The number one rule in marketing is to be where your buyers are. But you have to know who they are first. I have had a number of clients that I’ve worked with that were not able to at first identify who they were really selling to.
WHO IS THE BUYER YOU ARE SELLING TO?
I have a client that sells medical software and when I asked them to identify their buyer they said clinics. I had to press them further to help them understand who in the clinic was the actual buyer. They had identified the type of organization that they sell to, but they hadn’t identified the individual roles in the organization that they sell to. Companies are just a legal entity to facilitate trade, it’s people who actually do they buying. It’s people who have a problem that need to be solved and it’s people that feel pain that needs to be addressed. When you are building messaging and positioning it’s the people that you need to keep in mind, not the organization.
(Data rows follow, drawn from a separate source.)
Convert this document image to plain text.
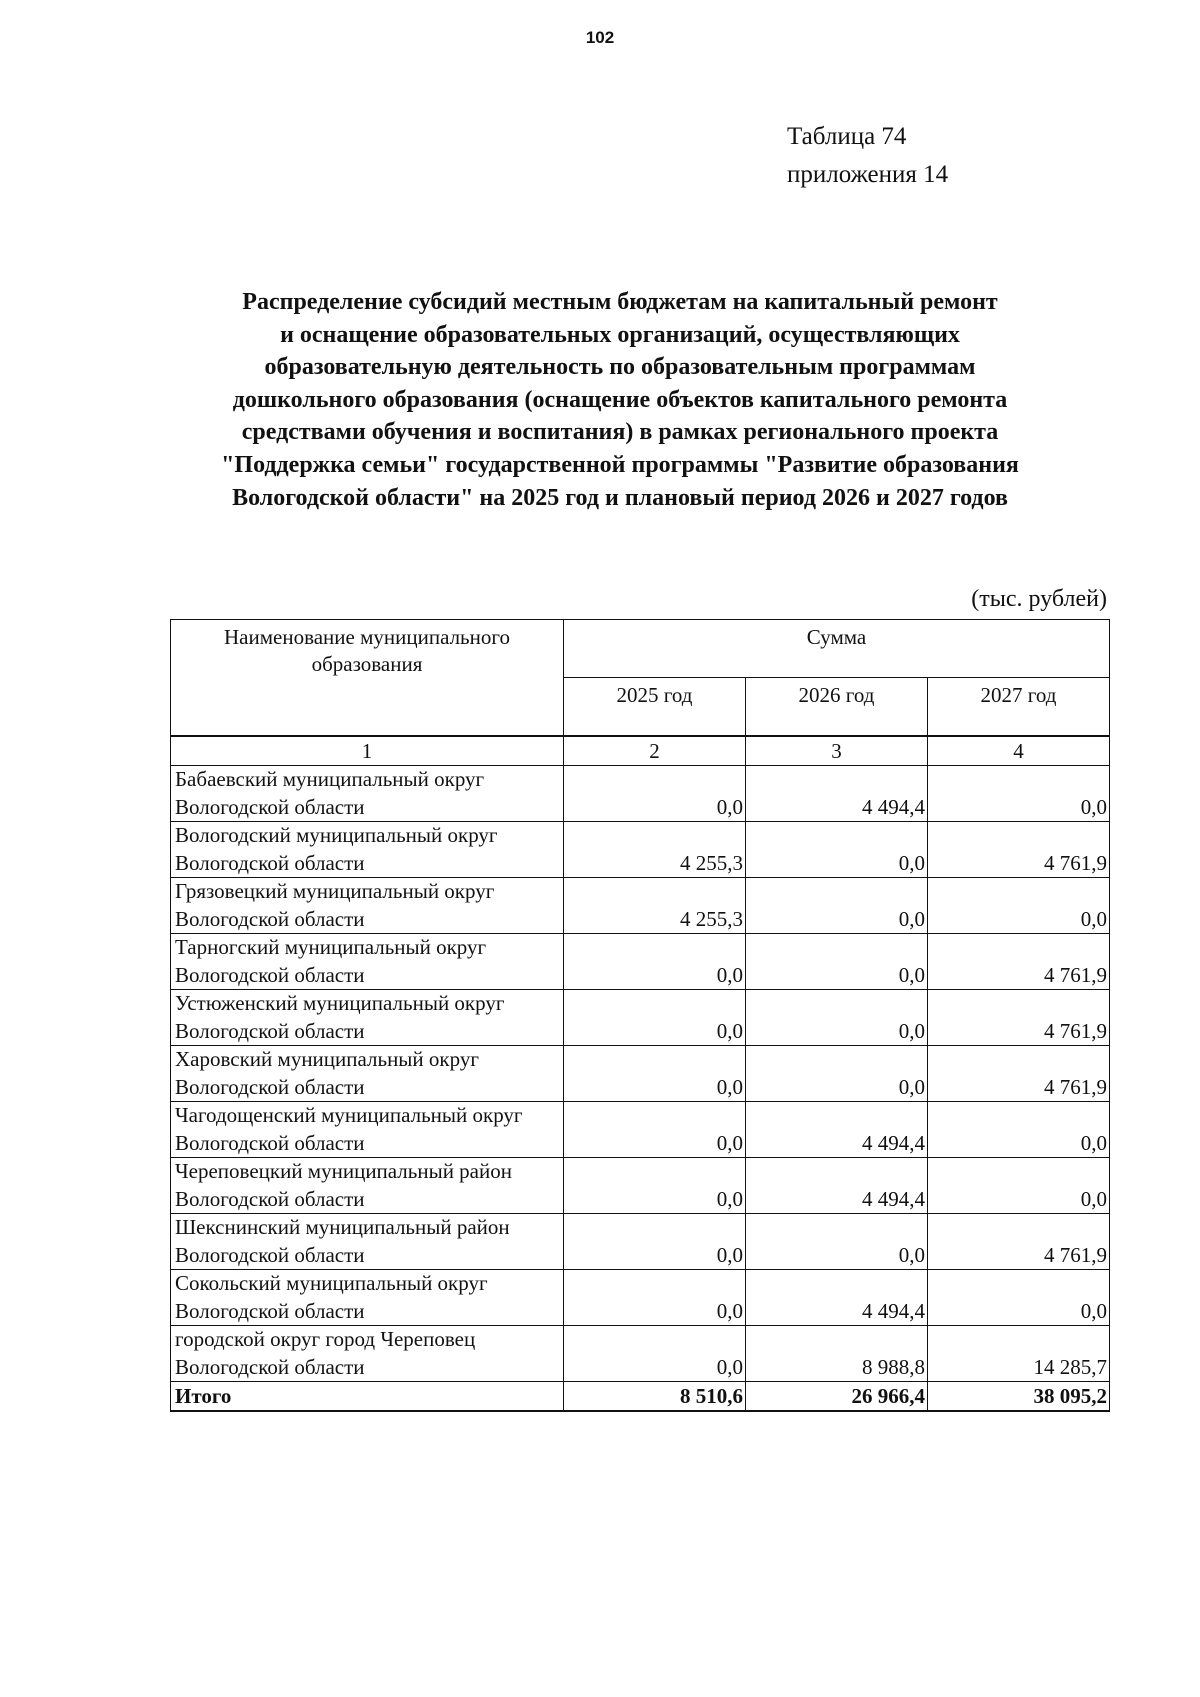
102
Таблица 74
приложения 14
Распределение субсидий местным бюджетам на капитальный ремонт
и оснащение образовательных организаций, осуществляющих
образовательную деятельность по образовательным программам
дошкольного образования (оснащение объектов капитального ремонта
средствами обучения и воспитания) в рамках регионального проекта
"Поддержка семьи" государственной программы "Развитие образования
Вологодской области" на 2025 год и плановый период 2026 и 2027 годов
(тыс. рублей)
Наименование муниципального образования	Сумма		
	2025 год	2026 год	2027 год
1	2	3	4

Бабаевский муниципальный округ
Вологодской области	0,0	4 494,4	0,0

Вологодский муниципальный округ
Вологодской области	4 255,3	0,0	4 761,9

Грязовецкий муниципальный округ
Вологодской области	4 255,3	0,0	0,0

Тарногский муниципальный округ
Вологодской области	0,0	0,0	4 761,9

Устюженский муниципальный округ
Вологодской области	0,0	0,0	4 761,9

Харовский муниципальный округ
Вологодской области	0,0	0,0	4 761,9

Чагодощенский муниципальный округ
Вологодской области	0,0	4 494,4	0,0

Череповецкий муниципальный район
Вологодской области	0,0	4 494,4	0,0

Шекснинский муниципальный район
Вологодской области	0,0	0,0	4 761,9

Сокольский муниципальный округ
Вологодской области	0,0	4 494,4	0,0

городской округ город Череповец
Вологодской области	0,0	8 988,8	14 285,7
Итого	8 510,6	26 966,4	38 095,2
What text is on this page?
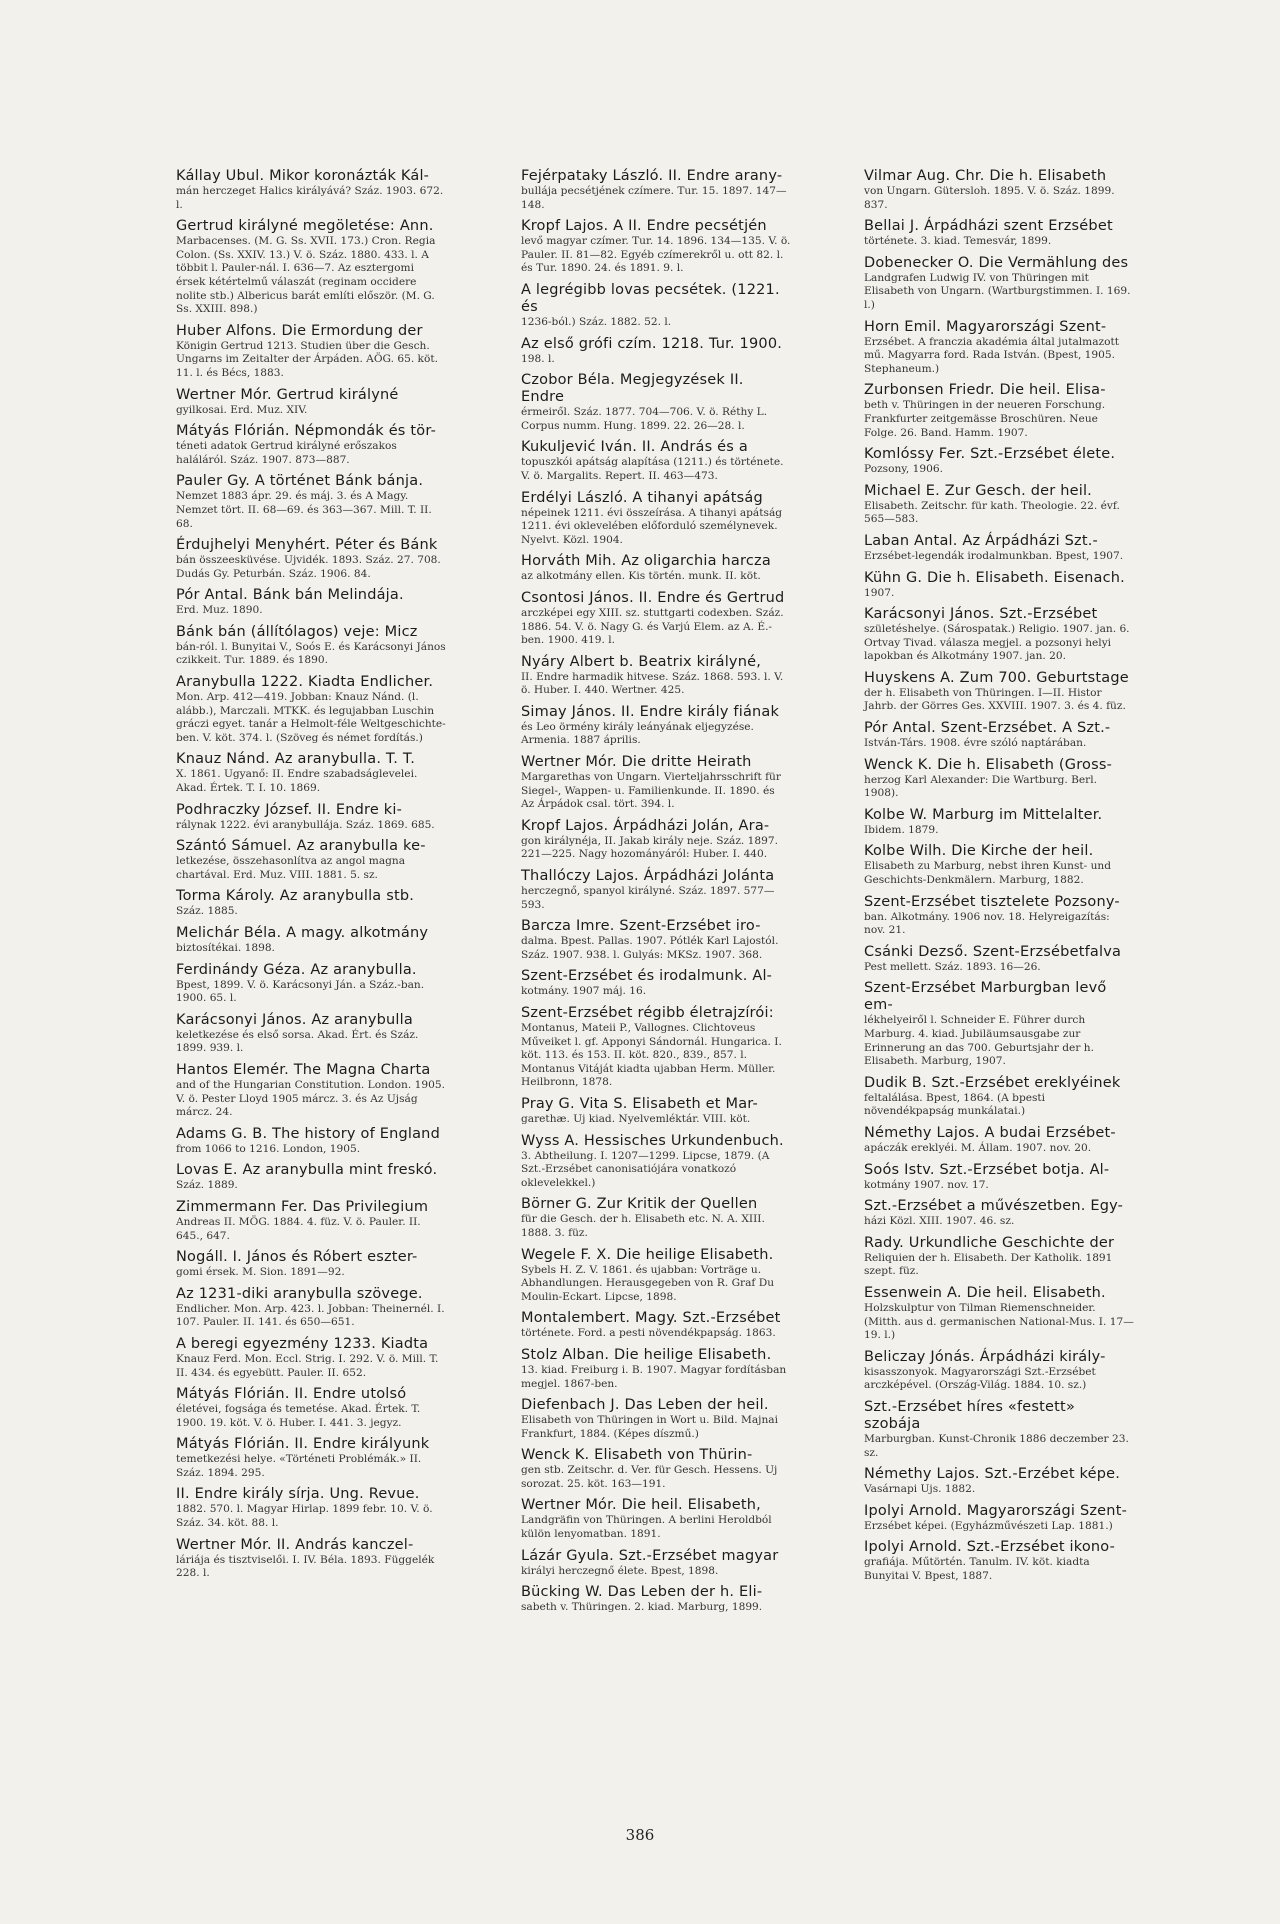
Kállay Ubul. Mikor koronázták Kál-
mán herczeget Halics királyává? Száz. 1903. 672. l.
Gertrud királyné megöletése: Ann.
Marbacenses. (M. G. Ss. XVII. 173.) Cron. Regia Colon. (Ss. XXIV. 13.) V. ö. Száz. 1880. 433. l. A többit l. Pauler-nál. I. 636—7. Az esztergomi érsek kétértelmű válaszát (reginam occidere nolite stb.) Albericus barát említi először. (M. G. Ss. XXIII. 898.)
Huber Alfons. Die Ermordung der
Königin Gertrud 1213. Studien über die Gesch. Ungarns im Zeitalter der Árpáden. AÖG. 65. köt. 11. l. és Bécs, 1883.
Wertner Mór. Gertrud királyné
gyilkosai. Erd. Muz. XIV.
Mátyás Flórián. Népmondák és tör-
téneti adatok Gertrud királyné erőszakos haláláról. Száz. 1907. 873—887.
Pauler Gy. A történet Bánk bánja.
Nemzet 1883 ápr. 29. és máj. 3. és A Magy. Nemzet tört. II. 68—69. és 363—367. Mill. T. II. 68.
Érdujhelyi Menyhért. Péter és Bánk
bán összeesküvése. Ujvidék. 1893. Száz. 27. 708. Dudás Gy. Peturbán. Száz. 1906. 84.
Pór Antal. Bánk bán Melindája.
Erd. Muz. 1890.
Bánk bán (állítólagos) veje: Micz
bán-ról. l. Bunyitai V., Soós E. és Karácsonyi János czikkeit. Tur. 1889. és 1890.
Aranybulla 1222. Kiadta Endlicher.
Mon. Arp. 412—419. Jobban: Knauz Nánd. (l. alább.), Marczali. MTKK. és legujabban Luschin gráczi egyet. tanár a Helmolt-féle Weltgeschichte-ben. V. köt. 374. l. (Szöveg és német fordítás.)
Knauz Nánd. Az aranybulla. T. T.
X. 1861. Ugyanő: II. Endre szabadságlevelei. Akad. Értek. T. I. 10. 1869.
Podhraczky József. II. Endre ki-
rálynak 1222. évi aranybullája. Száz. 1869. 685.
Szántó Sámuel. Az aranybulla ke-
letkezése, összehasonlítva az angol magna chartával. Erd. Muz. VIII. 1881. 5. sz.
Torma Károly. Az aranybulla stb.
Száz. 1885.
Melichár Béla. A magy. alkotmány
biztosítékai. 1898.
Ferdinándy Géza. Az aranybulla.
Bpest, 1899. V. ö. Karácsonyi Ján. a Száz.-ban. 1900. 65. l.
Karácsonyi János. Az aranybulla
keletkezése és első sorsa. Akad. Ért. és Száz. 1899. 939. l.
Hantos Elemér. The Magna Charta
and of the Hungarian Constitution. London. 1905. V. ö. Pester Lloyd 1905 márcz. 3. és Az Ujság márcz. 24.
Adams G. B. The history of England
from 1066 to 1216. London, 1905.
Lovas E. Az aranybulla mint freskó.
Száz. 1889.
Zimmermann Fer. Das Privilegium
Andreas II. MÖG. 1884. 4. füz. V. ö. Pauler. II. 645., 647.
Nogáll. I. János és Róbert eszter-
gomi érsek. M. Sion. 1891—92.
Az 1231-diki aranybulla szövege.
Endlicher. Mon. Arp. 423. l. Jobban: Theinernél. I. 107. Pauler. II. 141. és 650—651.
A beregi egyezmény 1233. Kiadta
Knauz Ferd. Mon. Eccl. Strig. I. 292. V. ö. Mill. T. II. 434. és egyebütt. Pauler. II. 652.
Mátyás Flórián. II. Endre utolsó
életévei, fogsága és temetése. Akad. Értek. T. 1900. 19. köt. V. ö. Huber. I. 441. 3. jegyz.
Mátyás Flórián. II. Endre királyunk
temetkezési helye. «Történeti Problémák.» II. Száz. 1894. 295.
II. Endre király sírja. Ung. Revue.
1882. 570. l. Magyar Hirlap. 1899 febr. 10. V. ö. Száz. 34. köt. 88. l.
Wertner Mór. II. András kanczel-
láriája és tisztviselői. I. IV. Béla. 1893. Függelék 228. l.
Fejérpataky László. II. Endre arany-
bullája pecsétjének czímere. Tur. 15. 1897. 147—148.
Kropf Lajos. A II. Endre pecsétjén
levő magyar czímer. Tur. 14. 1896. 134—135. V. ö. Pauler. II. 81—82. Egyéb czímerekről u. ott 82. l. és Tur. 1890. 24. és 1891. 9. l.
A legrégibb lovas pecsétek. (1221. és
1236-ból.) Száz. 1882. 52. l.
Az első grófi czím. 1218. Tur. 1900.
198. l.
Czobor Béla. Megjegyzések II. Endre
érmeiről. Száz. 1877. 704—706. V. ö. Réthy L. Corpus numm. Hung. 1899. 22. 26—28. l.
Kukuljević Iván. II. András és a
topuszkói apátság alapítása (1211.) és története. V. ö. Margalits. Repert. II. 463—473.
Erdélyi László. A tihanyi apátság
népeinek 1211. évi összeírása. A tihanyi apátság 1211. évi oklevelében előforduló személynevek. Nyelvt. Közl. 1904.
Horváth Mih. Az oligarchia harcza
az alkotmány ellen. Kis történ. munk. II. köt.
Csontosi János. II. Endre és Gertrud
arczképei egy XIII. sz. stuttgarti codexben. Száz. 1886. 54. V. ö. Nagy G. és Varjú Elem. az A. É.-ben. 1900. 419. l.
Nyáry Albert b. Beatrix királyné,
II. Endre harmadik hitvese. Száz. 1868. 593. l. V. ö. Huber. I. 440. Wertner. 425.
Simay János. II. Endre király fiának
és Leo örmény király leányának eljegyzése. Armenia. 1887 április.
Wertner Mór. Die dritte Heirath
Margarethas von Ungarn. Vierteljahrsschrift für Siegel-, Wappen- u. Familienkunde. II. 1890. és Az Árpádok csal. tört. 394. l.
Kropf Lajos. Árpádházi Jolán, Ara-
gon királynéja, II. Jakab király neje. Száz. 1897. 221—225. Nagy hozományáról: Huber. I. 440.
Thallóczy Lajos. Árpádházi Jolánta
herczegnő, spanyol királyné. Száz. 1897. 577—593.
Barcza Imre. Szent-Erzsébet iro-
dalma. Bpest. Pallas. 1907. Pótlék Karl Lajostól. Száz. 1907. 938. l. Gulyás: MKSz. 1907. 368.
Szent-Erzsébet és irodalmunk. Al-
kotmány. 1907 máj. 16.
Szent-Erzsébet régibb életrajzírói:
Montanus, Mateii P., Vallognes. Clichtoveus Műveiket l. gf. Apponyi Sándornál. Hungarica. I. köt. 113. és 153. II. köt. 820., 839., 857. l. Montanus Vitáját kiadta ujabban Herm. Müller. Heilbronn, 1878.
Pray G. Vita S. Elisabeth et Mar-
garethæ. Uj kiad. Nyelvemléktár. VIII. köt.
Wyss A. Hessisches Urkundenbuch.
3. Abtheilung. I. 1207—1299. Lipcse, 1879. (A Szt.-Erzsébet canonisatiójára vonatkozó oklevelekkel.)
Börner G. Zur Kritik der Quellen
für die Gesch. der h. Elisabeth etc. N. A. XIII. 1888. 3. füz.
Wegele F. X. Die heilige Elisabeth.
Sybels H. Z. V. 1861. és ujabban: Vorträge u. Abhandlungen. Herausgegeben von R. Graf Du Moulin-Eckart. Lipcse, 1898.
Montalembert. Magy. Szt.-Erzsébet
története. Ford. a pesti növendékpapság. 1863.
Stolz Alban. Die heilige Elisabeth.
13. kiad. Freiburg i. B. 1907. Magyar fordításban megjel. 1867-ben.
Diefenbach J. Das Leben der heil.
Elisabeth von Thüringen in Wort u. Bild. Majnai Frankfurt, 1884. (Képes díszmű.)
Wenck K. Elisabeth von Thürin-
gen stb. Zeitschr. d. Ver. für Gesch. Hessens. Uj sorozat. 25. köt. 163—191.
Wertner Mór. Die heil. Elisabeth,
Landgräfin von Thüringen. A berlini Heroldból külön lenyomatban. 1891.
Lázár Gyula. Szt.-Erzsébet magyar
királyi herczegnő élete. Bpest, 1898.
Bücking W. Das Leben der h. Eli-
sabeth v. Thüringen. 2. kiad. Marburg, 1899.
Vilmar Aug. Chr. Die h. Elisabeth
von Ungarn. Gütersloh. 1895. V. ö. Száz. 1899. 837.
Bellai J. Árpádházi szent Erzsébet
története. 3. kiad. Temesvár, 1899.
Dobenecker O. Die Vermählung des
Landgrafen Ludwig IV. von Thüringen mit Elisabeth von Ungarn. (Wartburgstimmen. I. 169. l.)
Horn Emil. Magyarországi Szent-
Erzsébet. A franczia akadémia által jutalmazott mű. Magyarra ford. Rada István. (Bpest, 1905. Stephaneum.)
Zurbonsen Friedr. Die heil. Elisa-
beth v. Thüringen in der neueren Forschung. Frankfurter zeitgemässe Broschüren. Neue Folge. 26. Band. Hamm. 1907.
Komlóssy Fer. Szt.-Erzsébet élete.
Pozsony, 1906.
Michael E. Zur Gesch. der heil.
Elisabeth. Zeitschr. für kath. Theologie. 22. évf. 565—583.
Laban Antal. Az Árpádházi Szt.-
Erzsébet-legendák irodalmunkban. Bpest, 1907.
Kühn G. Die h. Elisabeth. Eisenach.
1907.
Karácsonyi János. Szt.-Erzsébet
születéshelye. (Sárospatak.) Religio. 1907. jan. 6. Ortvay Tivad. válasza megjel. a pozsonyi helyi lapokban és Alkotmány 1907. jan. 20.
Huyskens A. Zum 700. Geburtstage
der h. Elisabeth von Thüringen. I—II. Histor Jahrb. der Görres Ges. XXVIII. 1907. 3. és 4. füz.
Pór Antal. Szent-Erzsébet. A Szt.-
István-Társ. 1908. évre szóló naptárában.
Wenck K. Die h. Elisabeth (Gross-
herzog Karl Alexander: Die Wartburg. Berl. 1908).
Kolbe W. Marburg im Mittelalter.
Ibidem. 1879.
Kolbe Wilh. Die Kirche der heil.
Elisabeth zu Marburg, nebst ihren Kunst- und Geschichts-Denkmälern. Marburg, 1882.
Szent-Erzsébet tisztelete Pozsony-
ban. Alkotmány. 1906 nov. 18. Helyreigazítás: nov. 21.
Csánki Dezső. Szent-Erzsébetfalva
Pest mellett. Száz. 1893. 16—26.
Szent-Erzsébet Marburgban levő em-
lékhelyeiről l. Schneider E. Führer durch Marburg. 4. kiad. Jubiläumsausgabe zur Erinnerung an das 700. Geburtsjahr der h. Elisabeth. Marburg, 1907.
Dudik B. Szt.-Erzsébet ereklyéinek
feltalálása. Bpest, 1864. (A bpesti növendékpapság munkálatai.)
Némethy Lajos. A budai Erzsébet-
apáczák ereklyéi. M. Állam. 1907. nov. 20.
Soós Istv. Szt.-Erzsébet botja. Al-
kotmány 1907. nov. 17.
Szt.-Erzsébet a művészetben. Egy-
házi Közl. XIII. 1907. 46. sz.
Rady. Urkundliche Geschichte der
Reliquien der h. Elisabeth. Der Katholik. 1891 szept. füz.
Essenwein A. Die heil. Elisabeth.
Holzskulptur von Tilman Riemenschneider. (Mitth. aus d. germanischen National-Mus. I. 17—19. l.)
Beliczay Jónás. Árpádházi király-
kisasszonyok. Magyarországi Szt.-Erzsébet arczképével. (Ország-Világ. 1884. 10. sz.)
Szt.-Erzsébet híres «festett» szobája
Marburgban. Kunst-Chronik 1886 deczember 23. sz.
Némethy Lajos. Szt.-Erzébet képe.
Vasárnapi Ujs. 1882.
Ipolyi Arnold. Magyarországi Szent-
Erzsébet képei. (Egyházművészeti Lap. 1881.)
Ipolyi Arnold. Szt.-Erzsébet ikono-
grafiája. Műtörtén. Tanulm. IV. köt. kiadta Bunyitai V. Bpest, 1887.
386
WHAT PEOPLE DO YOU FOCUS ON?
The trick in B2B marketing is that you typically don’t have one buyer that you are selling to, there are multiple people involved. There may be one decision maker, but there will be many people who influence the purchase of a solution, each of which have different pain points, different political needs, and different points of view. The more expensive the solution, the more people involved. The more people involved, the more complex the sale. If you are developing buyer personas you’ll actually need to develop personas for each typical role in the buying scenario. For one of my clients, they were selling a treatment program to large end users directly and through insurance companies. I had to interview a variety of roles including CFOs, HR professionals, as well as sales and business development personnel. You have to be able to identify the pain points for each buyer persona, as well as how your product / service uniquely addresses their specific requirements. A CFO’s concerns are generally very different from an HR VP’s and very different from a Sales VP’s, but you may need to get all 3 on board in order to successfully position your solution and make a sale.
BUYERS VS DECISION MAKERS
An easy assumption is to think that the buyer is the decision maker and everyone else are influencers but sometimes this gets a little muddy. Think about the last time you were a child and you wanted a toy. You had the pain point (the desire for the toy) but you didn’t have a budget or decision making authority over the budget of your parents. You “decided” you wanted the toy, but your parents were the ones who actually made the decision. You had to make your problem their problem. You negotiated. You pleaded. Maybe you cried while they were dragging you kicking and screaming out the store. Maybe you offered to do more chores in exchange for the toy. But eventually you wore them down and they bought the toy for you. Were you the buyer or the influencer? Technically you influenced the decision but the purchase would not have happened without you championing the cause. Even though your parents were technically the buyer, they didn’t care a lick about what the toy did. All they cared about was that it made you happy and gave them a few moments of peace and quiet.
The same thing happens in large organizations. In any major project there’s a individual or group who has the pain, and someone who makes the decision. Typically the decision maker, or the approver is making a financial decision as to whether this purchase is in the best short and long term interest of the organization. But they buyers are the ones with the pain point, even though they are influencing the decision maker. This is an important distinction to make, because it influences how you communicate to potential buyers.
SO WHO ARE THE INFLUENCERS?
The influencers are anyone who may be impacted by the purchasing decision who need to be on board for the project to be approved. In an organization, you could think of a sales application that a Sales Director wants for his team. He may be the buyer, the decision maker may be a Sales VP, but IT might need to have input into the deal to make sure that it can integrate properly with their systems and isn’t going to create too much work for them. Perhaps HR needs to be consulted to make sure that it doesn’t unfairly expose compensation results to other employees. Someone in finance may be curious as to how this would affect sales reporting. Anyone who might have an objection to a project going forward would be an “influencer” and your job is to help the “buyer” respond to these internal objections by anticipating them and providing them with resources and responses that help get them on their side.
The larger the sale or more integral a product / service / or project the more complex the sale and marketing is going to be to an organization. More people will be involved. More people will be supporters. More people are going to have objections. Sometimes those objections are going to be valid, sometimes they will be purely for political reasons. The more ammo you can arm the buyer with, the more likely the sale will be successful. You have to be able to demonstrate that enough value will be created to overcome any internal risk and political resistance to the project.
For example, if a child wants a high end computer system to play video games, he’s going to have to demonstrate the value that will be created from it. Mom and Dad may object to the time spent playing games, that it might distract from homework and effect of violence in the games, never mind the cost. The child will need to demonstrate the educational benefits of having a high end computer system. Maybe he or she will need to show salary ratings of programmers and computer engineers, and how computers are an integral part of today’s classrooms and future job experiences.
Identifying the buyer, the decision maker, and the influencers and determining their needs and concerns will help you identify what messaging and material you need to create to help develop an opportunity and successfully move it along the sales cycle.